We don’t need to literally burn “the thing” on a physical altar. But I would lovingly encourage you today, right now, prayerfully and honestly ask God to show you what you have allowed to take precedence over Him. Then (and this is the hard part), worship Him by letting go of “the thing” and put God first.

David & Garfunkel

I have played piano since I was 8 years old. I’ve sang since I learned to speak my first words. Literally. Ask my mom. I grew up in church and have been a part of worship teams off and on since my sophomore year of high school. Music holds a special place in my heart. It’s an instant soul connection. From writer to listener, singer to audience, soul to soul. My favorite thing in the world is to hear a song and “feel the feels” of whatever the songwriter is communicating.

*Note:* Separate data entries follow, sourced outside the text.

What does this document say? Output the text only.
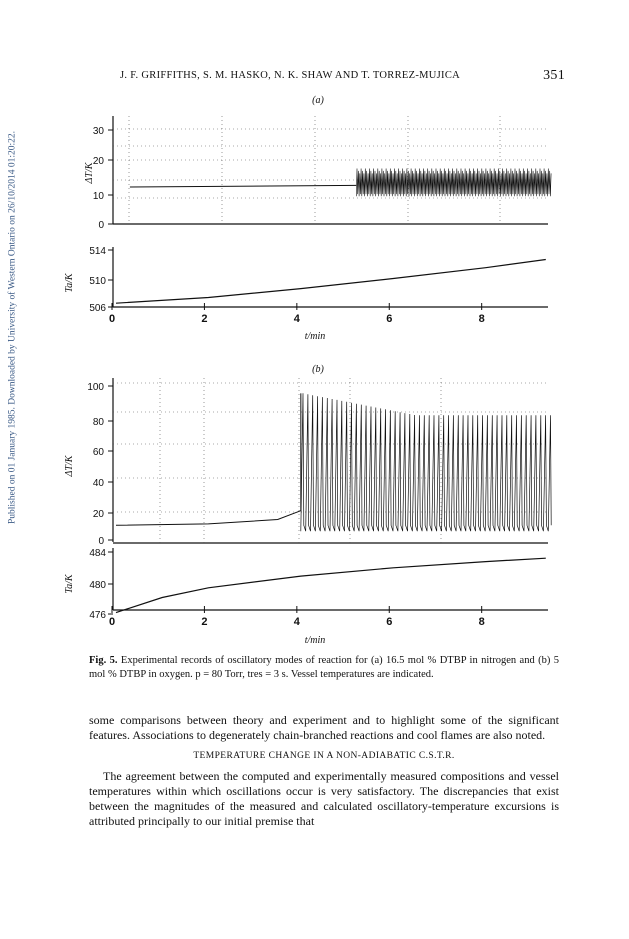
Published on 01 January 1985. Downloaded by University of Western Ontario on 26/10/2014 01:20:22.
J. F. GRIFFITHS, S. M. HASKO, N. K. SHAW AND T. TORREZ-MUJICA	351
(a)
0
10
20
30
ΔT/K
506
510
514
Ta/K
0	2	4	6	8
t/min
(b)
0
20
40
60
80
100
ΔT/K
476
480
484
Ta/K
0	2	4	6	8
t/min
Fig. 5. Experimental records of oscillatory modes of reaction for (a) 16.5 mol % DTBP in nitrogen and (b) 5 mol % DTBP in oxygen. p = 80 Torr, tres = 3 s. Vessel temperatures are indicated.
some comparisons between theory and experiment and to highlight some of the significant features. Associations to degenerately chain-branched reactions and cool flames are also noted.
TEMPERATURE CHANGE IN A NON-ADIABATIC C.S.T.R.
The agreement between the computed and experimentally measured compositions and vessel temperatures within which oscillations occur is very satisfactory. The discrepancies that exist between the magnitudes of the measured and calculated oscillatory-temperature excursions is attributed principally to our initial premise that
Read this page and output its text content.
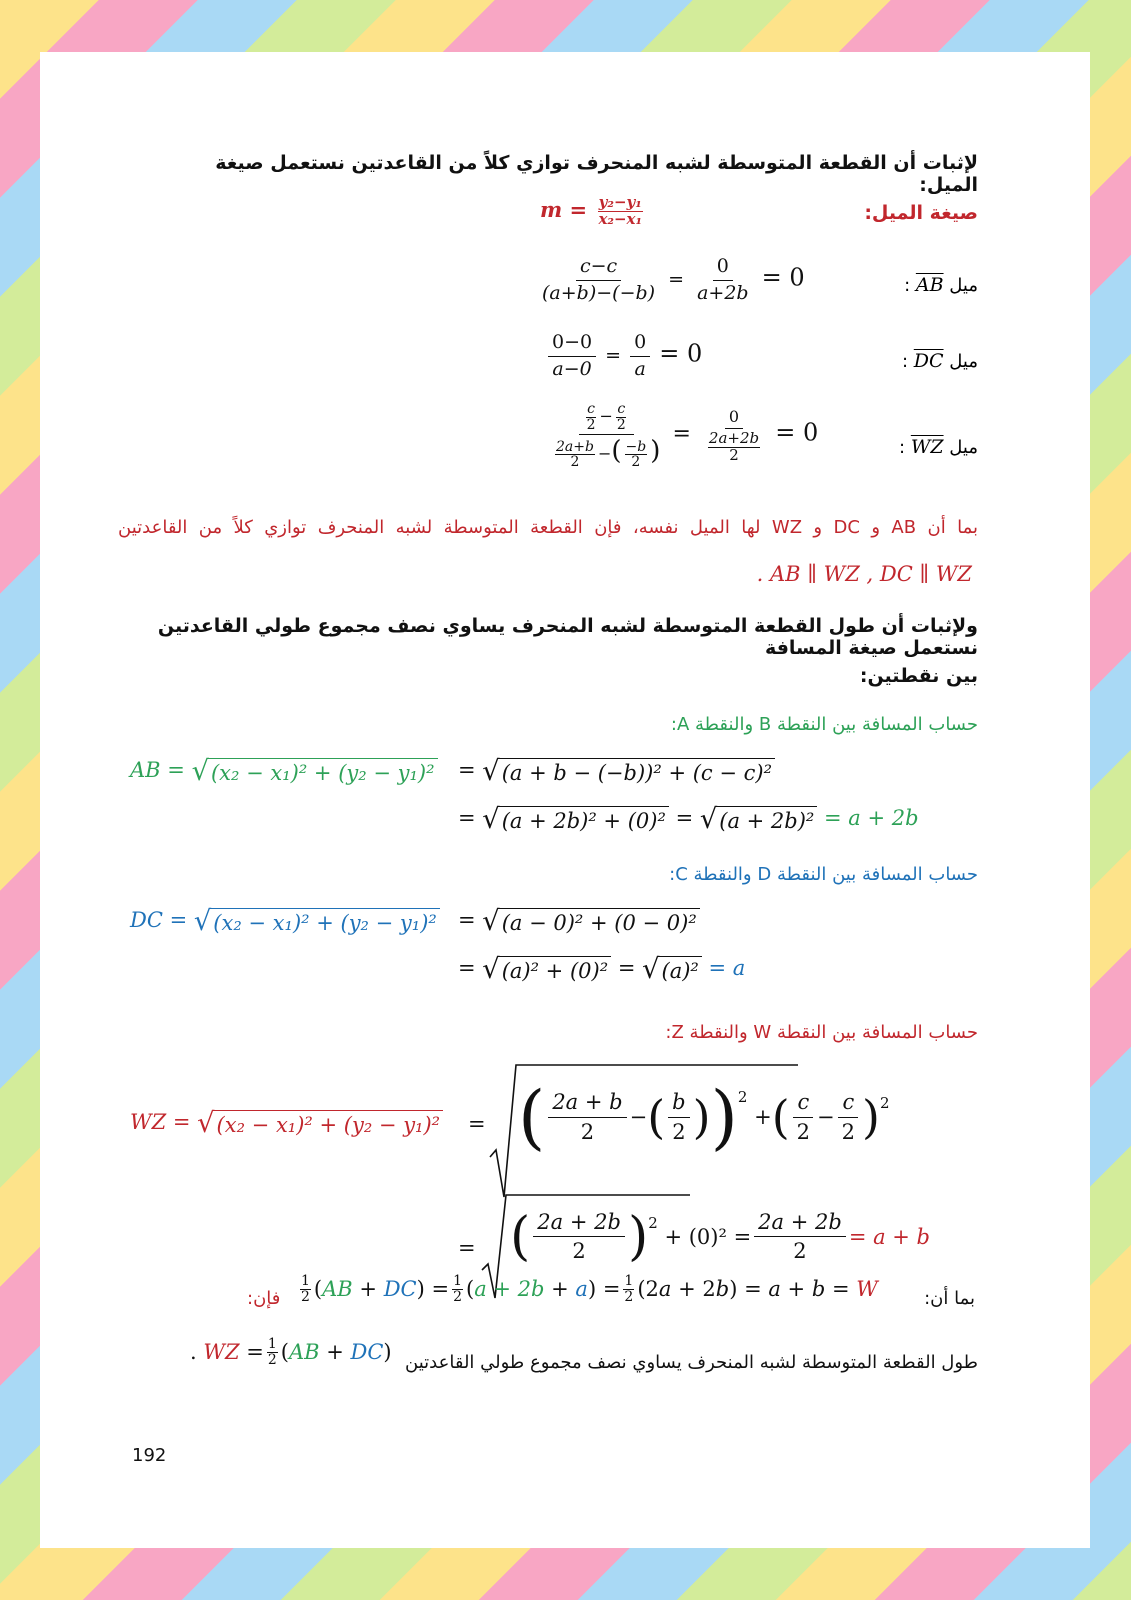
لإثبات أن القطعة المتوسطة لشبه المنحرف توازي كلاً من القاعدتين نستعمل صيغة الميل:
صيغة الميل:
$m = \frac{\text{y₂−y₁}}{\text{x₂−x₁}}$
ميل AB :
$\frac{c-c}{(a+b)-(-b)} = \frac{0}{a+2b} = 0$
ميل DC :
$\frac{0-0}{a-0} = \frac{0}{a} = 0$
ميل WZ :
$\frac{\frac{c}{2} - \frac{c}{2}}{\frac{2a+b}{2} -( \frac{-b}{2} )} = \frac{0}{\frac{2a+2b}{2}} = 0$
بما أن AB و DC و WZ لها الميل نفسه، فإن القطعة المتوسطة لشبه المنحرف توازي كلاً من القاعدتين
. AB ∥ WZ , DC ∥ WZ
ولإثبات أن طول القطعة المتوسطة لشبه المنحرف يساوي نصف مجموع طولي القاعدتين نستعمل صيغة المسافة
بين نقطتين:
حساب المسافة بين النقطة B والنقطة A:
AB = √ (x₂ − x₁)² + (y₂ − y₁)² = √ (a + b − (−b))² + (c − c)²
= √ (a + 2b)² + (0)² = √ (a + 2b)² = a + 2b
حساب المسافة بين النقطة D والنقطة C:
DC = √ (x₂ − x₁)² + (y₂ − y₁)² = √ (a − 0)² + (0 − 0)²
= √ (a)² + (0)² = √ (a)² = a
حساب المسافة بين النقطة W والنقطة Z:
WZ = √ (x₂ − x₁)² + (y₂ − y₁)² = ( $\frac{2a + b}{2}$ − ( $\frac{b}{2}$ ) ) 2
+ ( $\frac{c}{2} - \frac{c}{2}$ ) 2
= ( $\frac{2a + 2b}{2}$ ) 2
+ $(0)^2 = \frac{2a + 2b}{2} = a + b$
بما أن:
فإن: $\frac{1}{2} (AB + DC) = \frac{1}{2} (a + 2b + a) = \frac{1}{2} (2a + 2b) = a + b = W$
طول القطعة المتوسطة لشبه المنحرف يساوي نصف مجموع طولي القاعدتين
. WZ = $\frac{1}{2} (AB + DC)$
192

I recently told a friend, “I’m a worshipper.” While, yes, all believers should be worshippers, I feel that some of us musician types get an extra dose of that thing David had. I imagine young, pre-king David hanging out with a flock of sheep, playing his lyre and writing music. I also envision him as a long-haired, Simon & Garfunkel type, chilling on the hillside, playing and writing. His desire was not to become a famous rockstar, but rather to write songs for the simple sake of worshipping God.

This whole scenario in my head got me thinking, “what was God’s intention for worship?” So I went on a super nerdy study journey. Cuz that’s what I do.

First, I narrowed it down by recognizing what worship is NOT. Worship is not entertainment for a crowd. It’s not a certain style of Jesus music. Worship isn’t an ego boost for musicians (that stings for the prima donnas). It’s not only for those on stage or for the most talented, trendiest super-clique at church. Worship is not a popularity contest.

So if that’s what worship is NOT, then what is it to be? According to Webster’s: Worship is to render reverence and homage to someone/something.

Most importantly, worship is a posture. It’s a heart response to God, Who He is, and gratitude for all He’s done. Worshippers exalt God to His rightful place. Exalt means to lift up, or make more important than everything else. As worshippers, our purpose is to bring God to the forefront and let everything else fade into the background.

Worship gets distorted when we try to make it about us. Musicians (myself included) are very good at being the center of attention. We want people to notice our incredible talent and sheer awesomeness. But worship isn’t about me… or you. It’s about God. Worship is about making Him the central focus because it is in Him that we live and move and have our being. It is only because of His creation that we are creative. It is only in and through God that we have the gifts and talents we do. Worship is simply using those gifts and talents back to Him.

So the next time you join or lead corporate worship, gently (or not so gently) remind yourself that it’s not all about you. But rather, it’s all about Who God is. And when you bring Him to the forefront and make it all about magnifying God in your focus, He can show up in your life in miraculous ways!